WASHINGTON – Two Democrat and two Republican senators have introduced legislation aimed at ensuring that ethanol importers do not unfairly take advantage of the growing demand for ethanol-based fuels.

The legislation, introduced by Sens. Tom Daschle, D-S.D., Richard Lugar, R-Ind., Chuck Hagel, R-Neb., and Ben Nelson, D-Neb., follows news that two multi-national corporations plan to import duty-free Brazilian sugarcane-based ethanol into the United States.

Their provision would make certain that American farmers, and not importers, benefit from the renewable fuel standard pending in Congress.

The legislation was applauded by farm groups such as the National Farmers Union.

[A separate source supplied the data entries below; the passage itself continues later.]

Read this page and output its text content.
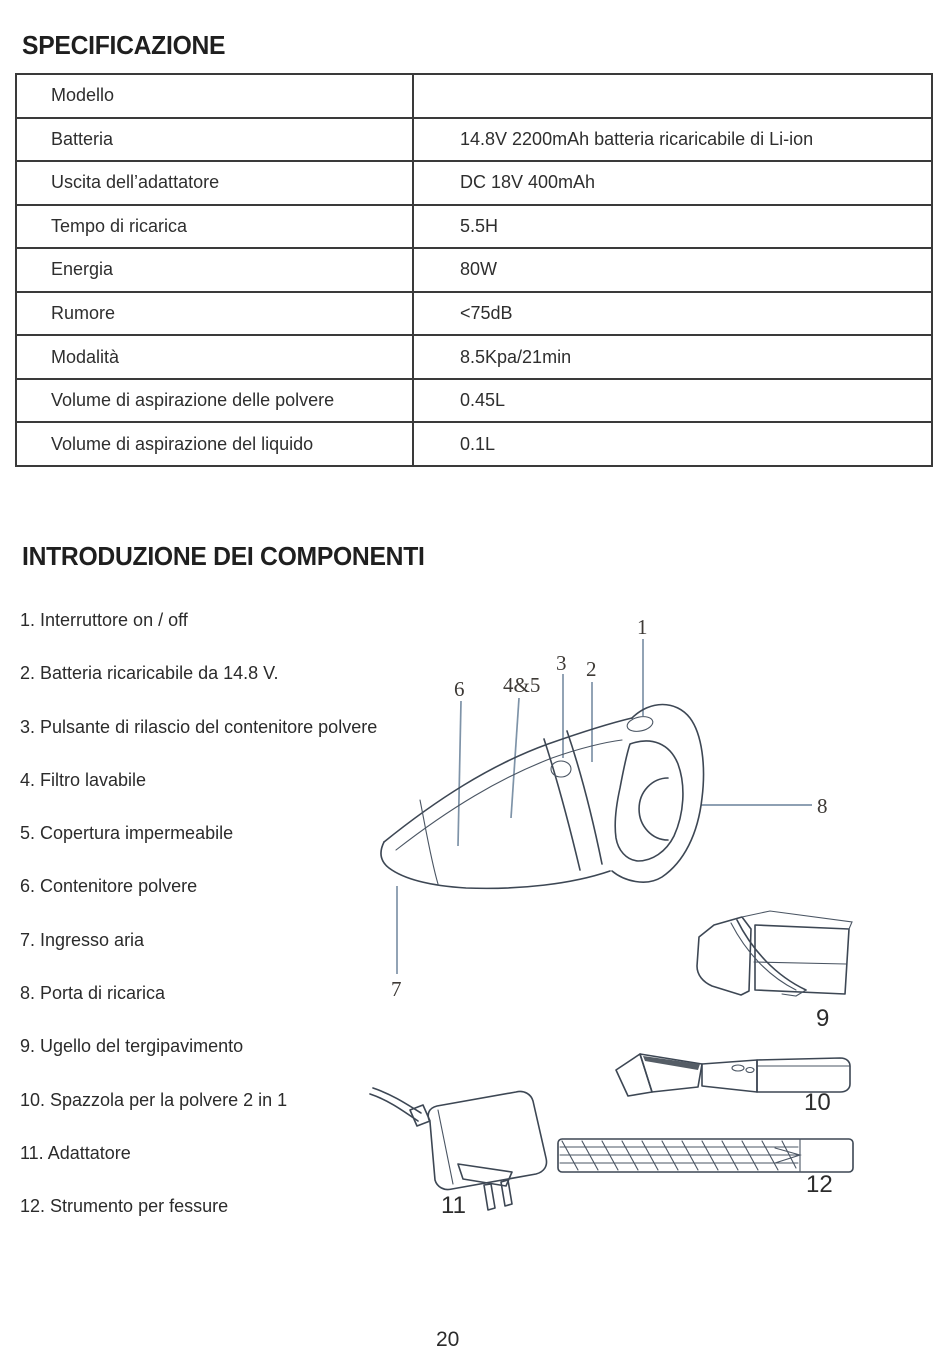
SPECIFICAZIONE
Modello	
Batteria	14.8V 2200mAh batteria ricaricabile di Li-ion
Uscita dell’adattatore	DC 18V 400mAh
Tempo di ricarica	5.5H
Energia	80W
Rumore	<75dB
Modalità	8.5Kpa/21min
Volume di aspirazione delle polvere	0.45L
Volume di aspirazione del liquido	0.1L
INTRODUZIONE DEI COMPONENTI
1. Interruttore on / off
2. Batteria ricaricabile da 14.8 V.
3. Pulsante di rilascio del contenitore polvere
4. Filtro lavabile
5. Copertura impermeabile
6. Contenitore polvere
7. Ingresso aria
8. Porta di ricarica
9. Ugello del tergipavimento
10. Spazzola per la polvere 2 in 1
11. Adattatore
12. Strumento per fessure
1
2
3
4&5
6
7
8
9
10
11
12
20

"Farmers across the nation have been waiting patiently for the enactment of a renewable fuels standard, and some are astounded at recent reports that imports of ethanol from Brazil might be allowed to compete with domestic supplies," said NFU President Dave Frederickson.

"Our farmers have always assumed that the RFS would make us more independent of foreign sources of energy and particularly imported foreign transportation fuels. Senator Daschle's legislation would assure that imports do not count toward RFS goals, thereby displacing domestic ethanol in the marketplace. We feel this will be an added incentive to moving RFS legislation in Congress."

Farm organizations have long supported the bipartisan Daschle-Lugar RFS, which would increase domestic ethanol demand from 3 billion gallons per year to more than 5 billion gallons per year over the next decade.

Frederickson said the RFS program contain in the energy bill that has been slowly winding its way through Congress was designed to stimulate domestic production and enhance US energy security, not to create a market opportunity for foreign ethanol.

"Farmer-owned ethanol production facilities that were formed in anticipation of increased demand for ethanol generated by a national RFS would be rightly concerned if a national RFS is not enacted or stymied by increased foreign ethanol imports," Frederickson said.

"It is likely that these newer, smaller cooperative production facilities will no longer be needed if cheap foreign imports are allowed to compete with domestic supply."